Wednesday, September 24, 2008

Heidegger, Martin

Heidegger, Martin. “The Age of the World Picture”. In The Question Concerning Technology and Other Essays. NewYork: Harper & Row, 1977.

The modern age is defined, according to Heidegger by a set of phenomena that take part in the particular experiencing of this age and differentiate it from medieval age and classical (ancient) times: science, technology, art as perceived through subjective judgment, the invention of culture, and the loss of the religious experience of god. The one phenomena he chooses to focus on in his phenomenological observation is science as the foundation for the apprehension of the other phenomena of the modern age.

Heidegger claims that science in the modern age is essentially defined through research. One of the essences of research is defined by the exactitude of the science. He takes physics as an example, and shows that certain procedures and knowledge that make for the research as a whole rely on the exactitude of basic mathematical calculations of spatio-temporal principles. In contrast, science that deal with living things (social science and humanities) must not be exact.

Methodology, the second essence of research, is the means through which facts can be represented and clearly explained. This explanation is achieved through investigation that in the natural sciences means experimenting. At the essence of an experiment lies the a hypothesis that needs to be confirmed or disproved.

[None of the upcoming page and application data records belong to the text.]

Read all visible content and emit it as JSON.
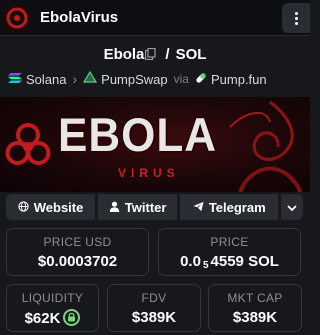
{
  "header": {
    "title": "EbolaVirus"
  },
  "pair": {
    "base": "Ebola",
    "separator": "/",
    "quote": "SOL"
  },
  "route": {
    "chain": "Solana",
    "dex": "PumpSwap",
    "via_label": "via",
    "launchpad": "Pump.fun"
  },
  "banner": {
    "word": "EBOLA",
    "subword": "VIRUS"
  },
  "links": {
    "website": "Website",
    "twitter": "Twitter",
    "telegram": "Telegram"
  },
  "stats": {
    "price_usd": {
      "label": "PRICE USD",
      "value": "$0.0003702"
    },
    "price_sol": {
      "label": "PRICE",
      "prefix": "0.0",
      "zeros": "5",
      "digits": "4559",
      "unit": "SOL"
    },
    "liquidity": {
      "label": "LIQUIDITY",
      "value": "$62K"
    },
    "fdv": {
      "label": "FDV",
      "value": "$389K"
    },
    "mkt_cap": {
      "label": "MKT CAP",
      "value": "$389K"
    }
  },
  "colors": {
    "background": "#17181c",
    "card_border": "#34353b",
    "button": "#2a2c33",
    "accent_red": "#d21d22",
    "lock_green": "#7bd37b"
  },
  "icons": [
    "biohazard-icon",
    "copy-icon",
    "solana-icon",
    "pumpswap-icon",
    "pill-icon",
    "globe-icon",
    "user-icon",
    "paper-plane-icon",
    "chevron-down-icon",
    "lock-icon",
    "kebab-menu-icon"
  ]
}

This hypothesis is built into the procedures that, within an institutionalized science, become a tool to justify the specific world view developed by the specific science. Thus the sciences secure the objectivity and objectifying of whatever they research – be it physical phenomena or history. This objectifying is done through a specific representation of the thing at hand, which cannot be misinterpreted. This kind of representation is at the essence of the methodology of research and, therefore, of science. This was originally set in the writings of Descartes and permeates through all of modern science.

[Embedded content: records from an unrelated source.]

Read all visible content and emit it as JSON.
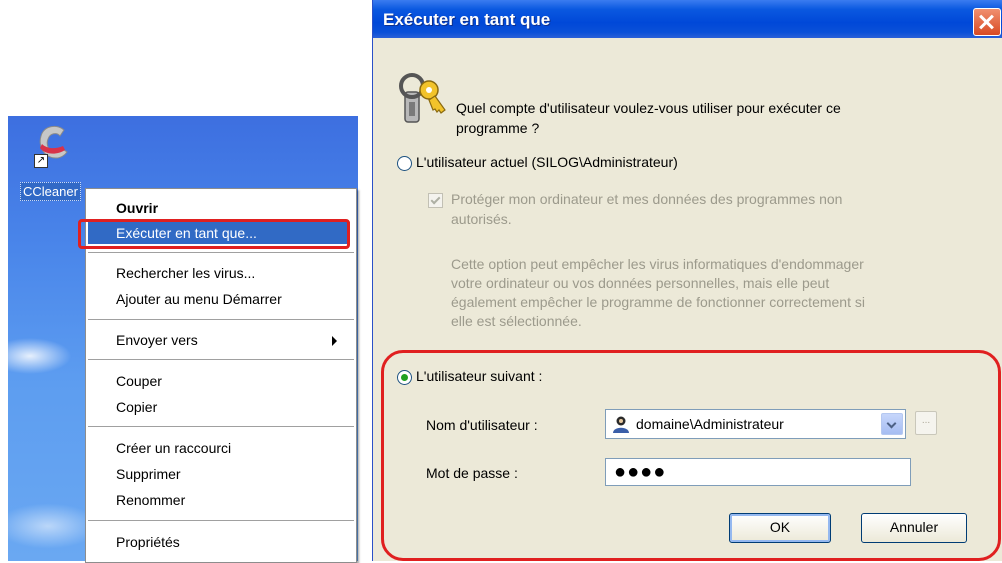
{
  "desktop": {
    "shortcut_label": "CCleaner",
    "shortcut_arrow": "↗"
  },
  "context_menu": {
    "items": [
      {
        "label": "Ouvrir",
        "bold": true
      },
      {
        "label": "Exécuter en tant que...",
        "highlighted": true
      },
      {
        "label": "Rechercher les virus..."
      },
      {
        "label": "Ajouter au menu Démarrer"
      },
      {
        "label": "Envoyer vers",
        "submenu": true
      },
      {
        "label": "Couper"
      },
      {
        "label": "Copier"
      },
      {
        "label": "Créer un raccourci"
      },
      {
        "label": "Supprimer"
      },
      {
        "label": "Renommer"
      },
      {
        "label": "Propriétés"
      }
    ]
  },
  "dialog": {
    "title": "Exécuter en tant que",
    "question": "Quel compte d'utilisateur voulez-vous utiliser pour exécuter ce programme ?",
    "question_line1": "Quel compte d'utilisateur voulez-vous utiliser pour exécuter ce",
    "question_line2": "programme ?",
    "current_user_option": "L'utilisateur actuel (SILOG\\Administrateur)",
    "protect_checkbox_line1": "Protéger mon ordinateur et mes données des programmes non",
    "protect_checkbox_line2": "autorisés.",
    "protect_description_lines": [
      "Cette option peut empêcher les virus informatiques d'endommager",
      "votre ordinateur ou vos données personnelles, mais elle peut",
      "également empêcher le programme de fonctionner correctement si",
      "elle est sélectionnée."
    ],
    "following_user_option": "L'utilisateur suivant :",
    "username_label": "Nom d'utilisateur :",
    "username_value": "domaine\\Administrateur",
    "password_label": "Mot de passe :",
    "password_value": "●●●●",
    "browse_label": "...",
    "ok_label": "OK",
    "cancel_label": "Annuler"
  },
  "colors": {
    "highlight_red": "#e02020",
    "menu_selection": "#316ac5",
    "title_bar": "#0a58e0",
    "dialog_bg": "#ece9d8"
  }
}
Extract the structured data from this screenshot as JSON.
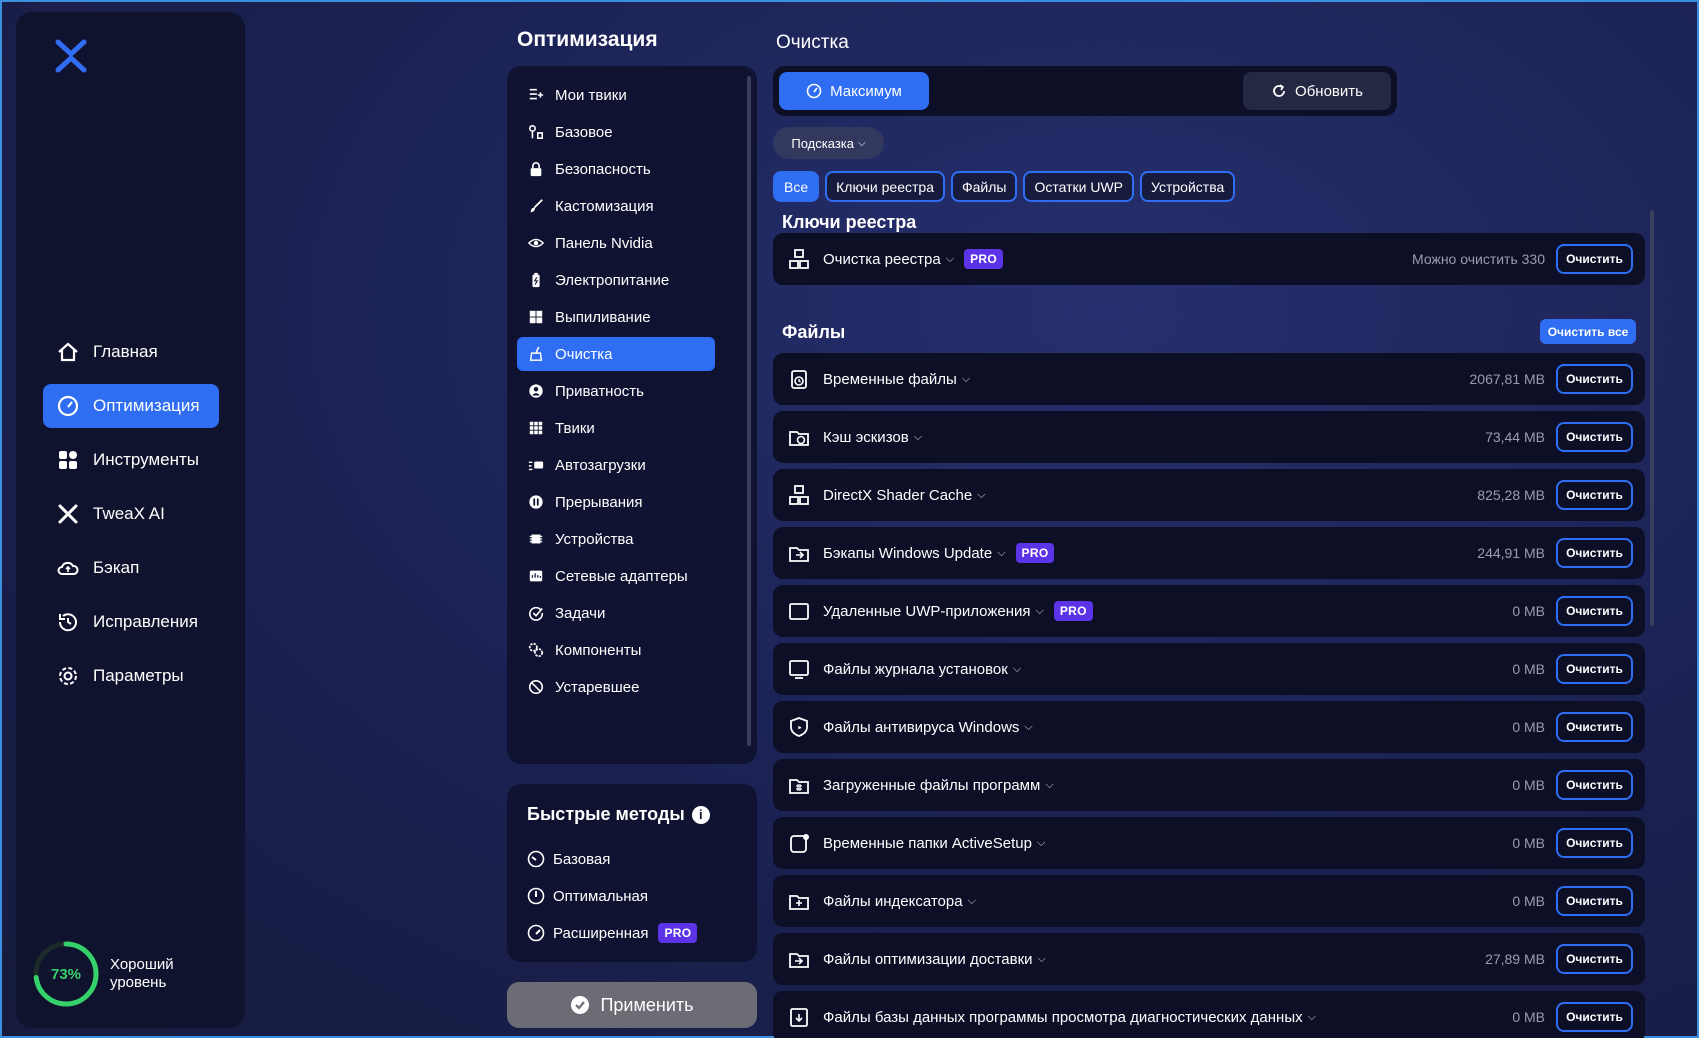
{
  "sidebar": {
    "items": [
      {
        "label": "Главная",
        "icon": "home-icon",
        "active": false
      },
      {
        "label": "Оптимизация",
        "icon": "gauge-icon",
        "active": true
      },
      {
        "label": "Инструменты",
        "icon": "grid-icon",
        "active": false
      },
      {
        "label": "TweaX AI",
        "icon": "ai-icon",
        "active": false
      },
      {
        "label": "Бэкап",
        "icon": "cloud-backup-icon",
        "active": false
      },
      {
        "label": "Исправления",
        "icon": "history-icon",
        "active": false
      },
      {
        "label": "Параметры",
        "icon": "gear-icon",
        "active": false
      }
    ],
    "score": {
      "value": "73%",
      "percent": 73,
      "label_line1": "Хороший",
      "label_line2": "уровень",
      "color": "#36d16a"
    }
  },
  "middle": {
    "title": "Оптимизация",
    "menu": [
      {
        "label": "Мои твики",
        "icon": "list-add-icon"
      },
      {
        "label": "Базовое",
        "icon": "tools-icon"
      },
      {
        "label": "Безопасность",
        "icon": "lock-icon"
      },
      {
        "label": "Кастомизация",
        "icon": "brush-icon"
      },
      {
        "label": "Панель Nvidia",
        "icon": "nvidia-eye-icon"
      },
      {
        "label": "Электропитание",
        "icon": "battery-icon"
      },
      {
        "label": "Выпиливание",
        "icon": "windows-icon"
      },
      {
        "label": "Очистка",
        "icon": "broom-icon",
        "active": true
      },
      {
        "label": "Приватность",
        "icon": "privacy-icon"
      },
      {
        "label": "Твики",
        "icon": "dots-grid-icon"
      },
      {
        "label": "Автозагрузки",
        "icon": "startup-icon"
      },
      {
        "label": "Прерывания",
        "icon": "interrupt-icon"
      },
      {
        "label": "Устройства",
        "icon": "chip-icon"
      },
      {
        "label": "Сетевые адаптеры",
        "icon": "network-icon"
      },
      {
        "label": "Задачи",
        "icon": "task-icon"
      },
      {
        "label": "Компоненты",
        "icon": "components-icon"
      },
      {
        "label": "Устаревшее",
        "icon": "deprecated-icon"
      }
    ],
    "quick": {
      "title": "Быстрые методы",
      "info": "i",
      "items": [
        {
          "label": "Базовая",
          "icon": "speed-low-icon",
          "pro": false
        },
        {
          "label": "Оптимальная",
          "icon": "speed-mid-icon",
          "pro": false
        },
        {
          "label": "Расширенная",
          "icon": "speed-high-icon",
          "pro": true
        }
      ]
    },
    "apply_label": "Применить"
  },
  "right": {
    "title": "Очистка",
    "max_label": "Максимум",
    "refresh_label": "Обновить",
    "hint_label": "Подсказка",
    "filters": [
      {
        "label": "Все",
        "active": true
      },
      {
        "label": "Ключи реестра",
        "active": false
      },
      {
        "label": "Файлы",
        "active": false
      },
      {
        "label": "Остатки UWP",
        "active": false
      },
      {
        "label": "Устройства",
        "active": false
      }
    ],
    "pro_label": "PRO",
    "clean_label": "Очистить",
    "registry_title": "Ключи реестра",
    "registry_row": {
      "label": "Очистка реестра",
      "pro": true,
      "status": "Можно очистить 330",
      "icon": "registry-icon"
    },
    "files_title": "Файлы",
    "clean_all_label": "Очистить все",
    "files": [
      {
        "label": "Временные файлы",
        "size": "2067,81 MB",
        "pro": false,
        "icon": "temp-files-icon"
      },
      {
        "label": "Кэш эскизов",
        "size": "73,44 MB",
        "pro": false,
        "icon": "thumbnail-cache-icon"
      },
      {
        "label": "DirectX Shader Cache",
        "size": "825,28 MB",
        "pro": false,
        "icon": "directx-icon"
      },
      {
        "label": "Бэкапы Windows Update",
        "size": "244,91 MB",
        "pro": true,
        "icon": "update-backup-icon"
      },
      {
        "label": "Удаленные UWP-приложения",
        "size": "0 MB",
        "pro": true,
        "icon": "uwp-icon"
      },
      {
        "label": "Файлы журнала установок",
        "size": "0 MB",
        "pro": false,
        "icon": "install-log-icon"
      },
      {
        "label": "Файлы антивируса Windows",
        "size": "0 MB",
        "pro": false,
        "icon": "antivirus-icon"
      },
      {
        "label": "Загруженные файлы программ",
        "size": "0 MB",
        "pro": false,
        "icon": "downloaded-programs-icon"
      },
      {
        "label": "Временные папки ActiveSetup",
        "size": "0 MB",
        "pro": false,
        "icon": "activesetup-icon"
      },
      {
        "label": "Файлы индексатора",
        "size": "0 MB",
        "pro": false,
        "icon": "indexer-icon"
      },
      {
        "label": "Файлы оптимизации доставки",
        "size": "27,89 MB",
        "pro": false,
        "icon": "delivery-optimization-icon"
      },
      {
        "label": "Файлы базы данных программы просмотра диагностических данных",
        "size": "0 MB",
        "pro": false,
        "icon": "diagnostics-db-icon"
      }
    ]
  },
  "colors": {
    "accent": "#2f6df2",
    "pro": "#5b34e8",
    "panel": "#0f1230",
    "good": "#36d16a"
  }
}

Since this way of representation is at the essence of modern science, and modern science is the fundamental determinate of the modern age, the very essence of the modern age lies in representation.

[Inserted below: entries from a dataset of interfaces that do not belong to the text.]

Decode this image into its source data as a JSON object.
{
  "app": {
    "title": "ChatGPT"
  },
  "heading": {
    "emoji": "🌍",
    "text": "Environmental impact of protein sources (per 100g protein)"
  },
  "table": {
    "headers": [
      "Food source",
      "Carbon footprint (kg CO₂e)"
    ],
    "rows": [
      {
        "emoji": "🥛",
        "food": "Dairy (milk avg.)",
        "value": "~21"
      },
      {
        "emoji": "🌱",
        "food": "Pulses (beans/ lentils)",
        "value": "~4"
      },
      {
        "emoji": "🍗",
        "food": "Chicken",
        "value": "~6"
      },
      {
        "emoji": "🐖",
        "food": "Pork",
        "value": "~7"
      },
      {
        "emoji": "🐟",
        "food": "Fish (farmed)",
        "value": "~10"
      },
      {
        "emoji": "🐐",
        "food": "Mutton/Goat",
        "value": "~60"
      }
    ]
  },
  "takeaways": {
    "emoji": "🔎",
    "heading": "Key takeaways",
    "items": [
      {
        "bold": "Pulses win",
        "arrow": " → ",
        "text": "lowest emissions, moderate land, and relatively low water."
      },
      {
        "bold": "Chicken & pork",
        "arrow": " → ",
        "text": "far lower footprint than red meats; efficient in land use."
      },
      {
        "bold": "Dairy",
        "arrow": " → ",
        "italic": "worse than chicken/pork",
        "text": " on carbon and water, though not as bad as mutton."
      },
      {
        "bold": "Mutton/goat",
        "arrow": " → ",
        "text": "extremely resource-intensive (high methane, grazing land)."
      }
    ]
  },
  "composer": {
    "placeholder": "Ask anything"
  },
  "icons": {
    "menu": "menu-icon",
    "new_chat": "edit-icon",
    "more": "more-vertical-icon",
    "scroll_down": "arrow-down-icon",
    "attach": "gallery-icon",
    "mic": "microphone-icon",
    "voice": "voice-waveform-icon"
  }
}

This representation establishes the interplay of subject and object as its core and creates the world picture. This picture is not an image of the world, but it is the world as perceive and apprehended wholly by “Man” [sic] as subject. Humans are also represented in the world, as part of the world; but, in decisively positioning themselves within the world picture, and in front of it, humans take part in determining their relationships with its objects. Thus, humans as subjects to which the world is represented as subjective experience takes precedence over other positioning of humanity.

“The fundamental event of the modern age is the conquest of the world as picture. The word “picture” now means the structured image that is the creature of man's [sic] producing which represents and sets before. In such producing man contends for the position in which he can be that particular being who gives the measure and draws up the guidelines for everything that is. Because this position secures, organizes and articulate itself as a world view , the modern relationship to that which is, is one that becomes, in its decisive unfolding, a confrontation of world views.” (134)

1 comment:

Unknown said...

Hi Ofer,

This is a good start at grappling with Heidegger. You note that man is positioned as subject via an objectifying representation and this closes him/her off to other approaches to the human and to the world. It would be useful to consider what the alternative is to viewing the world "as picture" and imagining the human as a subject standing before it. We can discuss this in our next phone conversation. How does Merleau-Ponty contradict this view, for example?